British grocery inflation hit a 17-month high in November, with the prices of crisps, savoury snacks and cat food increasing the most, market researcher Kantar said on Tuesday.
It said grocery price inflation was 3.2 per cent in the four weeks to Nov. 28, its highest since June 2020.
But it noted that consumer behaviour hasn’t caught up with price rises yet.
“Habits we’d expect to see shift, like swapping branded products for own label or seeking out promotions, haven’t altered just yet,” said Fraser McKevitt, Kantar’s head of retail and consumer insight.
He said concerns over the next stage of the pandemic, with the emergence of the Omicron variant, may see consumers change the way they shop in the next few weeks. Some may prefer to shop online again to limit their visits to stores.
Kantar said the average price of a traditional turkey Christmas dinner for four was 27.48 pounds ($36.42), 3.4 per cent higher than 2020.

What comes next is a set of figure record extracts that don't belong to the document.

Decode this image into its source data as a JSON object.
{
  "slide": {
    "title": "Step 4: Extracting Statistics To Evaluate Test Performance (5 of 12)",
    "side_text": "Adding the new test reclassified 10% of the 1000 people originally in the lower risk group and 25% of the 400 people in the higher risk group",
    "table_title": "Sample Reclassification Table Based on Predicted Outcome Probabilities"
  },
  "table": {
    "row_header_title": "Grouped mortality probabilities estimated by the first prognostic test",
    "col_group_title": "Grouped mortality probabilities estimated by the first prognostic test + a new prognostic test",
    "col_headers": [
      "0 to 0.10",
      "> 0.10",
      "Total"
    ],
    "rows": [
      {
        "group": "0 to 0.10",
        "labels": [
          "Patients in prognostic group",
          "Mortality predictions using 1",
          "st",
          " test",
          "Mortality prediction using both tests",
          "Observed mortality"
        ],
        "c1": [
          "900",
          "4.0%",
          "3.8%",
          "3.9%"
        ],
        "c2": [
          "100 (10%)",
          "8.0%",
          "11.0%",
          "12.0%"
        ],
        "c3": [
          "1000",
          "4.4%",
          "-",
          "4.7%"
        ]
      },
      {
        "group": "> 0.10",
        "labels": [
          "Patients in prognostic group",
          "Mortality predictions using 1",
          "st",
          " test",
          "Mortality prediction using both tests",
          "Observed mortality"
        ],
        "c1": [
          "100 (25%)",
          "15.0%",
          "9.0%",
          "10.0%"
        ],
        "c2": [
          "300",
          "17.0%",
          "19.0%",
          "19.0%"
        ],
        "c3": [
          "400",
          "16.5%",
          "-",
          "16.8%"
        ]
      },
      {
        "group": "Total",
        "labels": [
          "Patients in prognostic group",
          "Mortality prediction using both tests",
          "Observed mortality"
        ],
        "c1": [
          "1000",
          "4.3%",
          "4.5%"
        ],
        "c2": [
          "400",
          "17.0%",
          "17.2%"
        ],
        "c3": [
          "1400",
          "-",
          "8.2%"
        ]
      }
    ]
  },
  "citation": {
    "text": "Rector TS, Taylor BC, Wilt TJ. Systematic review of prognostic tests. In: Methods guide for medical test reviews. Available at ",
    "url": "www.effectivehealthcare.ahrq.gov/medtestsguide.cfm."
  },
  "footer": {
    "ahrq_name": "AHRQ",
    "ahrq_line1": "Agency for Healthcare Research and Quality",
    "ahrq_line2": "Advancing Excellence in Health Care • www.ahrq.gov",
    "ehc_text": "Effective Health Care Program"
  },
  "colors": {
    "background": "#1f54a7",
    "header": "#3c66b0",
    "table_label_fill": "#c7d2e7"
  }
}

On Monday, Bank of England Deputy Governor Ben Broadbent said that overall inflation in Britain might “comfortably exceed” 5 per cent in April.
Kantar said UK grocery sales fell 3.8 per cent year-on-year in the 12 weeks to Nov. 28. In the same period last year sales were boosted by a second COVID-19 lockdown in England and tighter restrictions in Scotland and Wales.
Market leader Tesco (TSCO.L) was again the best performer of the major players.
Tesco won 0.7 percentage points of market share in the period, its biggest jump since 2007, taking it to its highest share since February 2019.
Separately on Tuesday, surveys for the whole UK retail sector showed consumer spending picked up in November, boosted by earlier-than-usual Christmas shopping and a recovery in spending at pubs and restaurants before news of the Omicron variant.